Baca berita tanpa iklan. Gabung Kompas.com+

Pengalaman Unik Belanja di Pasar Sanggeng Manokwari

Kompas.com - 15/12/2018, 16:06 WIB
Vitorio Mantalean,
Wahyu Adityo Prodjo

Tim Redaksi

MANOKWARI, KOMPAS.com - Angkasa Kota Manokwari, Papua Barat, lapang tanpa awan yang menghalang. Panas matahari serasa pindah ke sekujur kulit, baik kulit tubuh kami maupun kulit jok motor yang kami tunggangi.

Kami tiba di Pasar Sanggeng di Distrik Manokwari Barat usai 20 menit berkendara dari Distrik Pasir Putih. Gedungnya terdiri dari dua tingkat, berwarna biru tua dengan ornamen jingga. Sekilas, bentuknya serupa dengan Pasar Tanah Abang di Jakarta.

Saya menepikan motor dan bersiap turun. Rekan yang saya bonceng, Iky memilih bertahan menjaga motor. Ia yang sudah lebih lama tinggal di Manokwari berujar, faktor keamanan di sini agak-agak bermasalah.

Tujuan kami ke Pasar Sanggeng ialah memburu sejumlah bahan makanan nonkemasan. Bahan makanan nonkemasan di pasar tentu lebih murah dan segar ketimbang di pasar swalayan terbesar di kota ini, pikir kami.

Tampak depan Pasar Sanggeng, Manokwari. Tampak depan Pasar Sanggeng, Manokwari.
Sepanjang jalan yang agak lebar di sisi kanan pasar, mama-mama Papua berderet menggelar dagangannya.

Baik trotoar maupun tepi jalan, seluruhnya dijejali oleh mama-mama penjaja noken (sejenis tas khas Papua), sayur-mayur, dan tentu saja pinang-sirih-kapur yang mustahil absen dari kehidupan orang-orang Papua.

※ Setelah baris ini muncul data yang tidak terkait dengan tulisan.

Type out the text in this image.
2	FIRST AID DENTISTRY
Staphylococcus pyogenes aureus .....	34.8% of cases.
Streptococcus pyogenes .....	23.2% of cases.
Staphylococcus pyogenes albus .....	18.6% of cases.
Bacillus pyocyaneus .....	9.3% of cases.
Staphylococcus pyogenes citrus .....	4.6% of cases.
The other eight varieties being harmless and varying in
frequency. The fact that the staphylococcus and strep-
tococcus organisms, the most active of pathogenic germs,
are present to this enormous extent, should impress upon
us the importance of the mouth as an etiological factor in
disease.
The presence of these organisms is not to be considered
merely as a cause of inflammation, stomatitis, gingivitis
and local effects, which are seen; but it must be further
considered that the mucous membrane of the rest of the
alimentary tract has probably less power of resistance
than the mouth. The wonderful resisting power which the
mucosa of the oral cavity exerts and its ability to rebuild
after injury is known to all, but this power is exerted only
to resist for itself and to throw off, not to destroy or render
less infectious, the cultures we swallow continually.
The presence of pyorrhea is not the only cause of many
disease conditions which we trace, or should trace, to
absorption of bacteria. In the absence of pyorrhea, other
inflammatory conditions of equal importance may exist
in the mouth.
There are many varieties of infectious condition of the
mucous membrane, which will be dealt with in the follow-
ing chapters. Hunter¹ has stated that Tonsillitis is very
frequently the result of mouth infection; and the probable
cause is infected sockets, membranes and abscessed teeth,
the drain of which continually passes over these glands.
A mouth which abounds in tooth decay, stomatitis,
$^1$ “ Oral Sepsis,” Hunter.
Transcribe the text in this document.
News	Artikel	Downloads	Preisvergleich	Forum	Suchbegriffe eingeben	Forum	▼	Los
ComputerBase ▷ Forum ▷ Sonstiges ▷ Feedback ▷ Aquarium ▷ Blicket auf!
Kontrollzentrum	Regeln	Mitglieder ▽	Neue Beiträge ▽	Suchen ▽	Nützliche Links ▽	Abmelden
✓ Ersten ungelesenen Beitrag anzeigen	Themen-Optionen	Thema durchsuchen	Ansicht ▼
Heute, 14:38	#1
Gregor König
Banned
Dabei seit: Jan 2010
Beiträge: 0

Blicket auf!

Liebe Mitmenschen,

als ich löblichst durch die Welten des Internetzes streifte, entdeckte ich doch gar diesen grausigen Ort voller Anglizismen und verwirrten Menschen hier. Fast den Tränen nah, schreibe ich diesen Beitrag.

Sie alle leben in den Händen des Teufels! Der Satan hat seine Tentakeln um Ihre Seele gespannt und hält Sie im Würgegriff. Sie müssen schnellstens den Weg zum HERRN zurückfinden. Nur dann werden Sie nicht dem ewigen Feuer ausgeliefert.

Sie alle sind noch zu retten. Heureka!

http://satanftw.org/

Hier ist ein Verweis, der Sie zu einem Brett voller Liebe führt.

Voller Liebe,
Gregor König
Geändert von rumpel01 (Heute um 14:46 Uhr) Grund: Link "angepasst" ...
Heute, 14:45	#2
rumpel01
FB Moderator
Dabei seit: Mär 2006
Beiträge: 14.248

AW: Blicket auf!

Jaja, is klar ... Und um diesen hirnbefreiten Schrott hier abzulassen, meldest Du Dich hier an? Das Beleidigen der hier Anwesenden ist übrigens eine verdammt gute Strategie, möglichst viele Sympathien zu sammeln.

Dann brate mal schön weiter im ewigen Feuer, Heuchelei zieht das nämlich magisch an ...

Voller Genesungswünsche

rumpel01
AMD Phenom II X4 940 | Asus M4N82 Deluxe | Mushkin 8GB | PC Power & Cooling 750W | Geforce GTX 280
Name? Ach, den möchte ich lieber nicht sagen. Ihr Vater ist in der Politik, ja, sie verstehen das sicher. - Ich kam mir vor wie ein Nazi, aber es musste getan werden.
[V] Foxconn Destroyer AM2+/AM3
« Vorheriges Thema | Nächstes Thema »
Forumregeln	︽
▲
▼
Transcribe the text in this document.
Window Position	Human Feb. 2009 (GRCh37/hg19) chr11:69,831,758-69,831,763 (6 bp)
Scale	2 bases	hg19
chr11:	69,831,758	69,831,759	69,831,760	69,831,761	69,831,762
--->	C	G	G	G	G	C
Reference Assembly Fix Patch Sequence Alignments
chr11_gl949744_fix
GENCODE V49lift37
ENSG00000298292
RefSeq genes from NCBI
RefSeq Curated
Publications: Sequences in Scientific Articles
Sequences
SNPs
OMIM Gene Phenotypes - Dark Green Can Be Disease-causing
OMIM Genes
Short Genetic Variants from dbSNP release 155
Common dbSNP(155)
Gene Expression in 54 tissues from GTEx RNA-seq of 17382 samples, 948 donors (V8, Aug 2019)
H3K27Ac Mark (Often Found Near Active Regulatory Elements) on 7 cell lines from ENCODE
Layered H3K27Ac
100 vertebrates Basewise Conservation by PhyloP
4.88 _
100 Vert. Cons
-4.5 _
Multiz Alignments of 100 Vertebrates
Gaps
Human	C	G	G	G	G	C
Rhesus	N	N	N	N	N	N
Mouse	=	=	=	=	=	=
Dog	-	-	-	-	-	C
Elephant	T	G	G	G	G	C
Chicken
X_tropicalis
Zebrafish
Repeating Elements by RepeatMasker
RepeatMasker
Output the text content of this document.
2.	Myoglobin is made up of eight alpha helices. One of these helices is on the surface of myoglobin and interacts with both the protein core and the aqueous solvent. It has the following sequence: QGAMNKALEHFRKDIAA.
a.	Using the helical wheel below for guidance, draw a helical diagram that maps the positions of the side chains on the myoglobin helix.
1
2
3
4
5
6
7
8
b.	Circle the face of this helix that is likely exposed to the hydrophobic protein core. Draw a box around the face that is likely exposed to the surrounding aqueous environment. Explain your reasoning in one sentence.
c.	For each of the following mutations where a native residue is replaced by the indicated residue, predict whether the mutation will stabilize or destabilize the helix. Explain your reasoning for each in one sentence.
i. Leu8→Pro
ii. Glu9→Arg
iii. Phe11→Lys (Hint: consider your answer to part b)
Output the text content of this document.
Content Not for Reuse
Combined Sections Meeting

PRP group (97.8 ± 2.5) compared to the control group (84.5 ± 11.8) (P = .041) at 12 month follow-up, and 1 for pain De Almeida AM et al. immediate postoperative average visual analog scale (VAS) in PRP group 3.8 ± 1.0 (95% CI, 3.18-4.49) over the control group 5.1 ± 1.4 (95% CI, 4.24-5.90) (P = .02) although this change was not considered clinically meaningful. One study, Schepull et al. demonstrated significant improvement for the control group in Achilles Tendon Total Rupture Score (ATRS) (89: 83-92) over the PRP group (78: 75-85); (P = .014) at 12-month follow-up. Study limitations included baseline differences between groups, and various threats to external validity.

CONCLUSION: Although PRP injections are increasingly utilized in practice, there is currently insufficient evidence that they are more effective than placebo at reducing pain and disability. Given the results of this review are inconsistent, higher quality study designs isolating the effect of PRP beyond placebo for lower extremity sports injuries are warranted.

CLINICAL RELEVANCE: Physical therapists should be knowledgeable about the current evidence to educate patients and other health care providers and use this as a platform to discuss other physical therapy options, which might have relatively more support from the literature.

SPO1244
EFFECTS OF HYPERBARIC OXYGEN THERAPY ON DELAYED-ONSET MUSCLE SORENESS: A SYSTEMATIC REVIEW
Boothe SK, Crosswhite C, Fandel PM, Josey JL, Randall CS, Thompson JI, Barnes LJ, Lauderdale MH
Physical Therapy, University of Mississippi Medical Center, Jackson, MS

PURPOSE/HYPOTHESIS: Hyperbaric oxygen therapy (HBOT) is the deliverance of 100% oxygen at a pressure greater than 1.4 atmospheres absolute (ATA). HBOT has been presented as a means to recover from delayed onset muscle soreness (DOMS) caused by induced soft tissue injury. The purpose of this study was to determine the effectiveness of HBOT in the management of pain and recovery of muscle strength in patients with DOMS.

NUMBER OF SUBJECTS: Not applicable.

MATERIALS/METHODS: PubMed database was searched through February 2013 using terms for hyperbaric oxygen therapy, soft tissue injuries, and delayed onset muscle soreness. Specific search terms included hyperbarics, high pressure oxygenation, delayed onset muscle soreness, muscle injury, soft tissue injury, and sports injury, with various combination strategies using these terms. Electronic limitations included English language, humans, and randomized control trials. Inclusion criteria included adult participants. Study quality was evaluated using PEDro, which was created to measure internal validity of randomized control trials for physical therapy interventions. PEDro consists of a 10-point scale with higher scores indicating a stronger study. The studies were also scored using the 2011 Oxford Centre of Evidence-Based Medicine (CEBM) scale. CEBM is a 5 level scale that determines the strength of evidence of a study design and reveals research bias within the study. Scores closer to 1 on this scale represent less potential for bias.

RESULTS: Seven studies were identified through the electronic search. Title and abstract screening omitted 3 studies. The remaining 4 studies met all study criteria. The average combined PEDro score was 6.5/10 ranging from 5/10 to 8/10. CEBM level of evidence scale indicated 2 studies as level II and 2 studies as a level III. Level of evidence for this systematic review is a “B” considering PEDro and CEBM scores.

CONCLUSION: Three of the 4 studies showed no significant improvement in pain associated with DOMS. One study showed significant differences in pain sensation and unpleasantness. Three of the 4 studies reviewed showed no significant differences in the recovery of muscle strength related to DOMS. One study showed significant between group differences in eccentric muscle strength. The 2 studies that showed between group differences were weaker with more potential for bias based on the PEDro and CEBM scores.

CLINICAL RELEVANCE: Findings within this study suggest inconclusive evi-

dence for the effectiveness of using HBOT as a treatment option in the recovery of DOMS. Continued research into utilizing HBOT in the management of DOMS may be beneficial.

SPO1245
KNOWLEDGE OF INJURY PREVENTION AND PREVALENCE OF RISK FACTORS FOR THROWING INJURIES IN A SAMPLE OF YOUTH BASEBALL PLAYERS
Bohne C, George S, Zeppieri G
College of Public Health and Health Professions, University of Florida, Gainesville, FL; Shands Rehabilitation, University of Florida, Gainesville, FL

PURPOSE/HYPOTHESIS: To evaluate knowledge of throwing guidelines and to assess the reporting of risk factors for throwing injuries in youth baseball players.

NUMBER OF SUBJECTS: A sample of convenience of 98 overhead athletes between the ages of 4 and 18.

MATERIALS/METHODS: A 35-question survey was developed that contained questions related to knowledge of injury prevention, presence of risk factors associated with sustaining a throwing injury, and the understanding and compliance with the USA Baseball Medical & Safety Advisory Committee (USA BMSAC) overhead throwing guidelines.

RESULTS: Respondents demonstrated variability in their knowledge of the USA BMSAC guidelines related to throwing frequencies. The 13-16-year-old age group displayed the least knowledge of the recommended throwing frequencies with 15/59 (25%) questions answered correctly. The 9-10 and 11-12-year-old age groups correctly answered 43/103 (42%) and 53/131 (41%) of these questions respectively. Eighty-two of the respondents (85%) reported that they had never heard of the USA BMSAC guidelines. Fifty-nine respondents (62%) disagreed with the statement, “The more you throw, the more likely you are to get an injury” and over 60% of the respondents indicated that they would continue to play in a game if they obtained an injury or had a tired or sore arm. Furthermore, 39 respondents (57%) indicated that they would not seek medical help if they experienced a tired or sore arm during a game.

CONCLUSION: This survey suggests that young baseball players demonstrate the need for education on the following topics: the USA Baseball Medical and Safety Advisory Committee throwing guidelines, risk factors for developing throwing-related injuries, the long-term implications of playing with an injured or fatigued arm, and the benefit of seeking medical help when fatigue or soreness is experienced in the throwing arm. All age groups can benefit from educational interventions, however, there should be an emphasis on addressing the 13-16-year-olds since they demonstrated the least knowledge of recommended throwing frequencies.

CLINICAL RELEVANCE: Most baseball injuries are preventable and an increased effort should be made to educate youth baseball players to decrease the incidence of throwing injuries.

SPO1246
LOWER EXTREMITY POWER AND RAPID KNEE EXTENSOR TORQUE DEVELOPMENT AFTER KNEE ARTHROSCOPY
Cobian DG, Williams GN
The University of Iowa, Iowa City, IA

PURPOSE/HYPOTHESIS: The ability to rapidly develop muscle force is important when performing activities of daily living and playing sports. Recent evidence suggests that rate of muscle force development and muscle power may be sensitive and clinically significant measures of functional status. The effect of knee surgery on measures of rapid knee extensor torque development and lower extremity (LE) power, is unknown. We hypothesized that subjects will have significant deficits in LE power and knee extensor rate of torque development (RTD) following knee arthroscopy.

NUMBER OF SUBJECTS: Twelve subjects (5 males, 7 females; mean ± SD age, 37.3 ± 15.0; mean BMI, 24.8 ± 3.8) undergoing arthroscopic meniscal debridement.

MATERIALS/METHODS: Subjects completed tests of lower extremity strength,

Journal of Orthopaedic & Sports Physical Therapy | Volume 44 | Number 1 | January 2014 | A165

Sayur kangkung, yang bercokol di pucuk daftar belanja, segera saya sambar. Kangkung-kangkung itu tampak segar, gemuk, dan lebar-lebar seperti baru diboyong dari Pegunungan Arfak di sisi tenggara kota.

Seikat kangkung dijual Rp 5.000 oleh mama-mama penjaja. Saya membeli tiga ikat. Kebetulan, si mama ini pun menjual beberapa jagung.

Saya melanjutkan transaksi, “Jagung harga berapa, kah, Mama?”

“Satu sepuluh ribu,” tegas mama.

Mahal betul, saya menggumam. Kepalang bertanya, saya putuskan membeli tiga bonggol jagung yang masih terbungkus daunnya itu.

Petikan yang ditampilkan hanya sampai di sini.